2
votes

I am doing POC on session windows for one of the stream requirements i have. For this i am using Session windows as this fits requirement where i have to aggregate the events with unique transaction id into list. Each transaction can have multiple events generated by different applications and push them to kafka. Below is the code

    StreamsConfig streamsConfig = new StreamsConfig(getProperties());
    Serde<String> stringSerde = Serdes.String();
    Serde<Transaction> transactionSerde = StreamsSerdes.TransactionSerde();

    Aggregator<String,Transaction, List<Transaction>> agg = (key, value, list)
            -> {
        list.add(value);
        return list;
    };

    Merger<String, List<Transaction>> merger = (key, v1, v2) ->
       Stream.concat(v1.stream(), v2.stream())
               .collect(Collectors.toList());

    Materialized<String,List<Transaction>,SessionStore<Bytes, byte[]>>
            materialized = Materialized.<String,List<Transaction>>as(Stores
            .persistentSessionStore
            ("trans-store", 1000 * 30)).withKeySerde(stringSerde).withValueSerde(StreamsSerdes
            .TransactionsListSerde());


    Initializer<List<Transaction>> init = () -> new ArrayList<>();

    StreamsBuilder builder = new StreamsBuilder();
    KTable<Windowed<String>, List<Transaction>> customerTransactionCounts =
             builder.stream(TRANSACTIONS_TOPIC, Consumed.with(stringSerde, transactionSerde).withOffsetResetPolicy(LATEST))
            .groupBy((noKey, transaction) -> transaction.getCustomerId(),
                    Serialized.with(stringSerde, transactionSerde))
            .windowedBy(SessionWindows.with(10000).until(1000 * 30))
                     .aggregate(init,agg,merger,materialized);


    customerTransactionCounts.toStream().print(Printed.<Windowed<String>, List<Transaction>>toSysOut()
            .withLabel("Customer Transactions List").withKeyValueMapper((key, list) ->
                    ("Current Time " + new Date().toString() + " Customer Id - " + key.key()  +
                    " START " +
                    new Date
                    (key.window().start()).toString() + " --- END " + new Date(key.window().end()).toString()+ "  " + list)));


    KafkaStreams kafkaStreams = new KafkaStreams(builder.build(), streamsConfig);
    kafkaStreams.cleanUp();

How does the retention period work here??
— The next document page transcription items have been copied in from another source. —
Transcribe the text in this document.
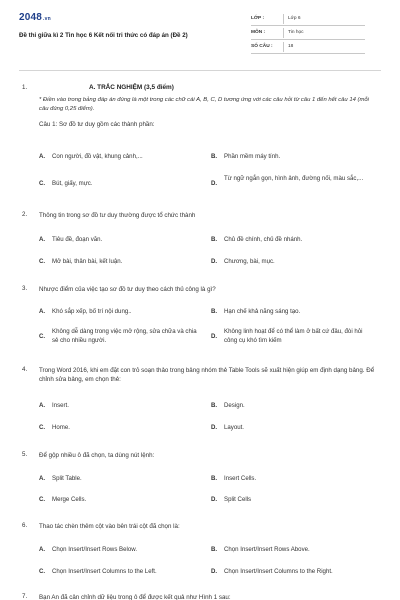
2048.vn
Đề thi giữa kì 2 Tin học 6 Kết nối tri thức có đáp án (Đề 2)
LỚP :	Lớp 6
MÔN :	Tin học
SỐ CÂU :	18
1.	A. TRẮC NGHIỆM (3,5 điểm)
* Điền vào trong bảng đáp án đúng là một trong các chữ cái A, B, C, D tương ứng với các câu hỏi từ câu 1 đến hết câu 14 (mỗi câu đúng 0,25 điểm).
Câu 1: Sơ đồ tư duy gồm các thành phần:
A.	Con người, đồ vật, khung cảnh,...	B.	Phần mềm máy tính.
C.	Bút, giấy, mực.	D.
Từ ngữ ngắn gọn, hình ảnh, đường nối, màu sắc,...
2. Thông tin trong sơ đồ tư duy thường được tổ chức thành
A.	Tiêu đề, đoạn văn.	B.	Chủ đề chính, chủ đề nhánh.
C.	Mở bài, thân bài, kết luận.	D.	Chương, bài, mục.
3. Nhược điểm của việc tạo sơ đồ tư duy theo cách thủ công là gì?
A.	Khó sắp xếp, bố trí nội dung..	B.	Hạn chế khả năng sáng tạo.
C.
Không dễ dàng trong việc mở rộng, sửa chữa và chia sẻ cho nhiều người.
D.
Không linh hoạt để có thể làm ở bất cứ đâu, đòi hỏi công cụ khó tìm kiếm
4. Trong Word 2016, khi em đặt con trỏ soạn thảo trong bảng nhóm thẻ Table Tools sẽ xuất hiện giúp em định dạng bảng. Để chỉnh sửa bảng, em chọn thẻ:
A.	Insert.	B.	Design.
C.	Home.	D.	Layout.
5. Để gộp nhiều ô đã chọn, ta dùng nút lệnh:
A.	Split Table.	B.	Insert Cells.
C.	Merge Cells.	D.	Split Cells
6. Thao tác chèn thêm cột vào bên trái cột đã chọn là:
A.	Chọn Insert/Insert Rows Below.	B.	Chọn Insert/Insert Rows Above.
C.	Chọn Insert/Insert Columns to the Left.	D.	Chọn Insert/Insert Columns to the Right.
7. Bạn An đã cân chỉnh dữ liệu trong ô để được kết quả như Hình 1 sau:
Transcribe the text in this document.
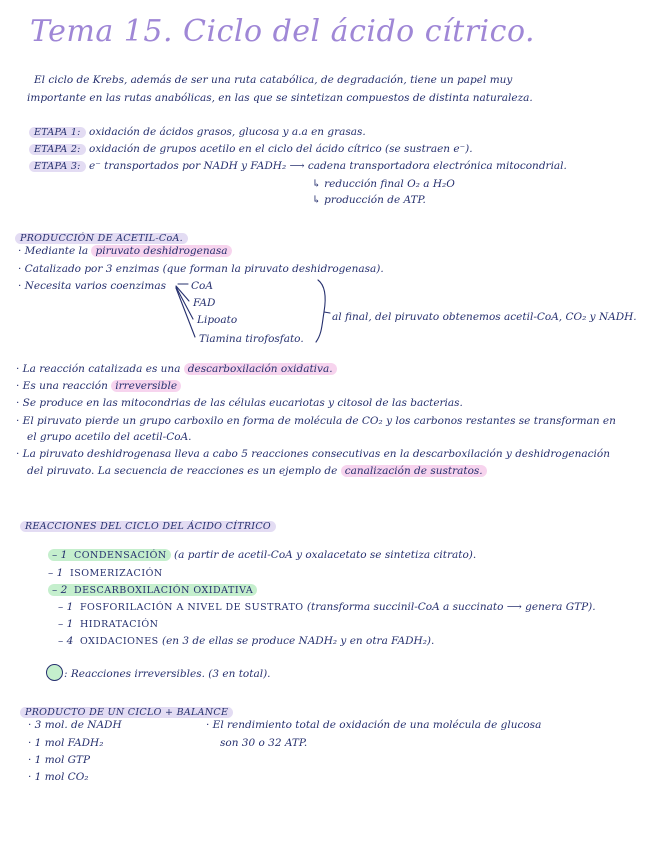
Tema 15. Ciclo del ácido cítrico.
El ciclo de Krebs, además de ser una ruta catabólica, de degradación, tiene un papel muy
importante en las rutas anabólicas, en las que se sintetizan compuestos de distinta naturaleza.
ETAPA 1: oxidación de ácidos grasos, glucosa y a.a en grasas.
ETAPA 2: oxidación de grupos acetilo en el ciclo del ácido cítrico (se sustraen e⁻).
ETAPA 3: e⁻ transportados por NADH y FADH₂ ⟶ cadena transportadora electrónica mitocondrial.
↳ reducción final O₂ a H₂O
↳ producción de ATP.
PRODUCCIÓN DE ACETIL-CoA.
· Mediante la piruvato deshidrogenasa
· Catalizado por 3 enzimas (que forman la piruvato deshidrogenasa).
· Necesita varios coenzimas CoA
FAD
Lipoato
Tiamina tirofosfato.
al final, del piruvato obtenemos acetil-CoA, CO₂ y NADH.
· La reacción catalizada es una descarboxilación oxidativa.
· Es una reacción irreversible
· Se produce en las mitocondrias de las células eucariotas y citosol de las bacterias.
· El piruvato pierde un grupo carboxilo en forma de molécula de CO₂ y los carbonos restantes se transforman en
el grupo acetilo del acetil-CoA.
· La piruvato deshidrogenasa lleva a cabo 5 reacciones consecutivas en la descarboxilación y deshidrogenación
del piruvato. La secuencia de reacciones es un ejemplo de canalización de sustratos.
REACCIONES DEL CICLO DEL ÁCIDO CÍTRICO
– 1 CONDENSACIÓN (a partir de acetil-CoA y oxalacetato se sintetiza citrato).
– 1 ISOMERIZACIÓN
– 2 DESCARBOXILACIÓN OXIDATIVA
– 1 FOSFORILACIÓN A NIVEL DE SUSTRATO (transforma succinil-CoA a succinato ⟶ genera GTP).
– 1 HIDRATACIÓN
– 4 OXIDACIONES (en 3 de ellas se produce NADH₂ y en otra FADH₂).
: Reacciones irreversibles. (3 en total).
PRODUCTO DE UN CICLO + BALANCE
· 3 mol. de NADH
· 1 mol FADH₂
· 1 mol GTP
· 1 mol CO₂
· El rendimiento total de oxidación de una molécula de glucosa
son 30 o 32 ATP.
1) First i ingested some data with transaction id X with events date range from

START Mon Apr 16 22:25:40 EDT 2018 --- END Mon Apr 16 22:25:49 EDT 2018

All of them were aggregated as they fall into same session.

2) Next i ingested single record transaction id X time START Mon Apr 16 22:26:45 EDT 2018.

I see 1 record after commit interval as expected

Here as per my understanding the stream time changed to 22:26:45. At this point the records ingested above should be expired from state store as endtime < stream time - retention period (30 secs)

3) Next i ingested record single record transaction id X that falls into the same time range as the first set of events. I see all the records from the first step and the new current record in the aggregated results after commit interval.

Shouldn't the first set of record be expired from state store as they are past the retention period???

In the third step i was assuming i would get only one aggregated record as the older ones should have been removed. When would the retention period kick in to remove records from state store??

1

1 Answers

1
votes

Retention time is a "minimum" -- for more efficient expiration, data is stored in so-called segments (based on time intervals), and segments are expired when all data in a segment passed retention time.